An interesting post popped up in my Reddit feed earlier this week. In brief, the author describes their liberating exhilaration upon discovering that they did not, in fact, need to approach their writing with a sense of style any longer. They gave up caring about trying to craft beautiful or elegant sentences and paragraphs and now settle for simply describing the action of the novel as concretely as possible, e.g. "Allison opened the front door. She tossed her keys into the bowl as she passed by."

This attitude is, in my opinion, simultaneously productive and counter-productive.

First, the good. To the extent that the author of this post overcame an obsession with stylistic minutiae while trying to construct a narrative, developing this attitude has been beneficial for them. If one takes a dedication to stylistic integrity too far, it is possible afflict oneself with writer's block. No sentence or paragraph will ever be perfect enough. Adopting an "I'll write this simply now and clean it up later" attitude in the moment can help a writer to move through a tough spot and focus on the larger goals of the piece they are working on.
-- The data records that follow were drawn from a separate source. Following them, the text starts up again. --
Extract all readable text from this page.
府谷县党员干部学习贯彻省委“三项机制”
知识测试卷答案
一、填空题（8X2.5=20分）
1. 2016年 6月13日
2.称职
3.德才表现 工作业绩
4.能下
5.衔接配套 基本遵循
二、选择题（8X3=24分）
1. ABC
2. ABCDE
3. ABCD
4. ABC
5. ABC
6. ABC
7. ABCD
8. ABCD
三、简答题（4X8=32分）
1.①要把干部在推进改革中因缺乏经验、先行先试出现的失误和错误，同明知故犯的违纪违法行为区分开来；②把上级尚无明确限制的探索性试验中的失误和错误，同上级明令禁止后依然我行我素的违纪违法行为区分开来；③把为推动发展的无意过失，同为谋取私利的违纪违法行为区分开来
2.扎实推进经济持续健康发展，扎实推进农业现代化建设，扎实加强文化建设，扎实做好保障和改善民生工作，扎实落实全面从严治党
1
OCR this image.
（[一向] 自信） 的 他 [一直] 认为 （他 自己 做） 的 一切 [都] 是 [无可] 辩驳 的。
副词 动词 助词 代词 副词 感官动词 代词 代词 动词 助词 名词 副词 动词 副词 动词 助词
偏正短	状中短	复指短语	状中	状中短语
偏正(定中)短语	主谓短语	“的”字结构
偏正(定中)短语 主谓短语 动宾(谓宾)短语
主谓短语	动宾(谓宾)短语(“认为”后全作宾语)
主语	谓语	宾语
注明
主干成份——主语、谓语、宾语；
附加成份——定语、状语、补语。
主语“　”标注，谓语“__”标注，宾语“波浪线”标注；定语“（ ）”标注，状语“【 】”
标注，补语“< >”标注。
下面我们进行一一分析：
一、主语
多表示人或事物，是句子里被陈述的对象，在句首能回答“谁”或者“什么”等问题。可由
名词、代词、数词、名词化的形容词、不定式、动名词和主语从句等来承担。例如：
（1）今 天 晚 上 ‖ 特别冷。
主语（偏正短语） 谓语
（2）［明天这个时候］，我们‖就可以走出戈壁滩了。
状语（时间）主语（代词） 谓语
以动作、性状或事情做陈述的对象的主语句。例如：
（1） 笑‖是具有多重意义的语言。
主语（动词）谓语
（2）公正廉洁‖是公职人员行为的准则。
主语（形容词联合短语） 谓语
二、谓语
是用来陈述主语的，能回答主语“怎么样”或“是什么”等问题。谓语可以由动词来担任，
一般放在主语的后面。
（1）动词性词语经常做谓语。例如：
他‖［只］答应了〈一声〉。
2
However, it is possible to take this attitude too far. I would argue that the author of the Reddit post is edging toward the other dangerous extreme. At this other end, the writer decides that stylistic sophistication is an arbitrary social construction and decides to do away with concern for it completely. However, this will result in the simplistic, dead, lifeless prose. The conception of style is not arbitrary and exists for a very good reason. If stylistic sophistication were arbitrary, then we would see a lot more variance than we do amongst experts' general evaluations of what constitutes good style.
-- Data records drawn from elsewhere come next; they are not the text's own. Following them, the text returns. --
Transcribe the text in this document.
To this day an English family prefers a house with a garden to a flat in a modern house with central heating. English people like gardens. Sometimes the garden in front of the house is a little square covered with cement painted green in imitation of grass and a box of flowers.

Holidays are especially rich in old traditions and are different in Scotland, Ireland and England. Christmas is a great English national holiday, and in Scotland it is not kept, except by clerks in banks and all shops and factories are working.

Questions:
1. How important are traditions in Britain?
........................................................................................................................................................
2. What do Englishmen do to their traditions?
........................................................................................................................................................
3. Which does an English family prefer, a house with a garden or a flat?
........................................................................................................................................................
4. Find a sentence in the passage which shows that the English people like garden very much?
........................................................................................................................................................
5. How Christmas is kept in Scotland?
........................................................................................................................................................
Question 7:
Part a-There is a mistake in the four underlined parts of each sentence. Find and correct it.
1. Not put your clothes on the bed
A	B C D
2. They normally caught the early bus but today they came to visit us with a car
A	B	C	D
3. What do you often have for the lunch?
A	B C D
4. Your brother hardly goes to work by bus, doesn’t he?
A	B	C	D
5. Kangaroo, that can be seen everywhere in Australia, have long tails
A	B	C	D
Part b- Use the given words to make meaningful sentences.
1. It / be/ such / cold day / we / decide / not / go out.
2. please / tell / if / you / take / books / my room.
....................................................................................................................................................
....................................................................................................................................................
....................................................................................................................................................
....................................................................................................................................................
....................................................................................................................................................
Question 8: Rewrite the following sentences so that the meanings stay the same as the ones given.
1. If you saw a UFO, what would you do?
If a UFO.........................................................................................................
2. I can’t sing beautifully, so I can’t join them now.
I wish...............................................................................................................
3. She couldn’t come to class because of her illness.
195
It is not good to obsess over the stylistic integrity of every sentence and every paragraph, either in the moment or even during the editorial process. Neither is it good for a writer to declare that they will not worry about style at all and spew forth onto the page words in whatever configuration they happen to emerge in.

Writers should be well enough read to be able to recognize various kinds of styles, and they should have an idea of what kind of style they are aiming to have, even if, during their first draft of a piece, they sometimes need to push through some parts in a "spewy" sort of way and clean it up later. But don't declare that a writer can simply stop caring about style, or that style is arbitrary or a form of social oppression. That's just juvenile.